En 1829, Victor Hugo publie Les Orientales et un an après intervient la prise d'Alger par l'expédition française prélude à la conquête de l'Algérie, incitant à s'y rendre des peintres comme Horace Vernet, Théodore Chassériau ou Adrien Dauzats.
Adrien Dauzats, 1853, Palais des Beaux-Arts de Lille. (plus de détails)
La conquête de l'Algérie avait débuté en juin 1830 par un débarquement français à Alger. La résistance trouva dans le relief accidenté de la Kabylie de quoi s'opposer aux envahisseurs tandis que l'émir Abd-el-Kader proclamait le jihad. Il sera vaincu en 1847. Très romantique cette nature imposante...
C'est l'une des plus grandes œuvres de l'histoire de la peinture avec ses 21 mètres de long ! (plus de détails).
Au cours du XIXe siècle, l'Empire ottoman dont relevaient initialement tant les Balkans et la Grèce, que l'Algérie et le Moyen-Orient, devint « l'homme malade de l'Europe » ; mais c'est encore la peste qu'on risquait de rapporter d'Orient, justifiant que les voyageurs dussent séjourner à leur retour en quarantaine dans des lazarets, à Toulon ou à Marseille. Puis Marseille devint surtout la porte de l'Orient quand le canal de Suez fut ouvert.
L'ouverture du canal de Suez en 1869, en amplifiant le rôle du port de Marseille, fut aussi le moment où de nombreux artistes, de nombreux peintres, se trouvèrent invités aux cérémonies d'inauguration du canal — le 17 novembre 1869 — en compagnie de l'impératrice Eugénie et de l'empereur François-Joseph d'Autriche. On donna la première d'Aïda de Verdi pour l'occasion. Outre le sculpteur Bartholdi qui en rapporta des photographies, la délégation comprenait les peintres Belly, Frère, Fromentin, Gérôme, Imer, Vacher de Tournemine, et Narcisse Berchère, qui, déjà chargé par Ferdinand de Lesseps de témoigner des travaux, en avait rapporté des croquis et un livre “Le désert du Sinaï, cinq mois dans l'isthme”.

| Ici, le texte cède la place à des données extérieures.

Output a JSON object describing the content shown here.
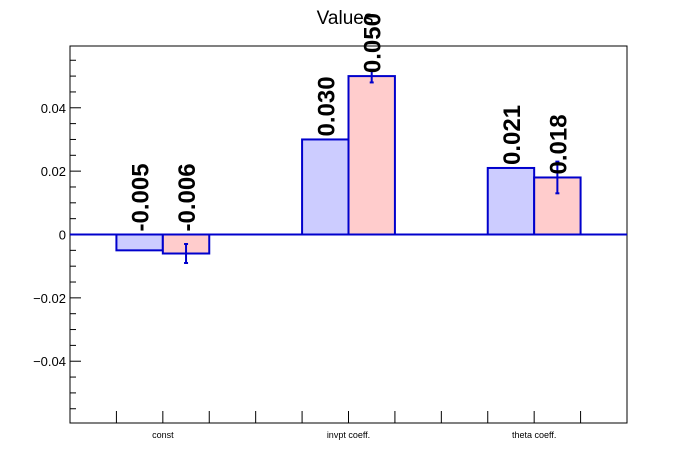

Mais tous les peintres qui se rendirent en Orient — du Maroc à l'Egypte en passant par Constantinople — n'eurent pas autant de facilités que ceux de cette délégation. En dehors de ces invités, les artistes paient leur voyage de leurs deniers alors que les autres font partie de missions officielles. Leopold Alfons Mielich se rendit en Egypte pour raisons de santé et se mit à la peinture en autodidacte.
L'Orient, une activité professionnelle
Précurseur de l'Orientalisme et des savants de l'expédition de Napoléon Bonaparte, Louis-François Cassas passa l'année 1785 à parcourir l'Empire ottoman. Il était missionné par le comte de Choiseul-Gouffier, ambassadeur de France à Contantinople. Le Musée des Beaux Arts de Tours possède de cet artiste une gravure tirée de son aquarelle du Sphinx sur fond de pyramide et ses dessins des ruines de Palmyre et du fort du sultan Qâyt-Bây à Alexandrie.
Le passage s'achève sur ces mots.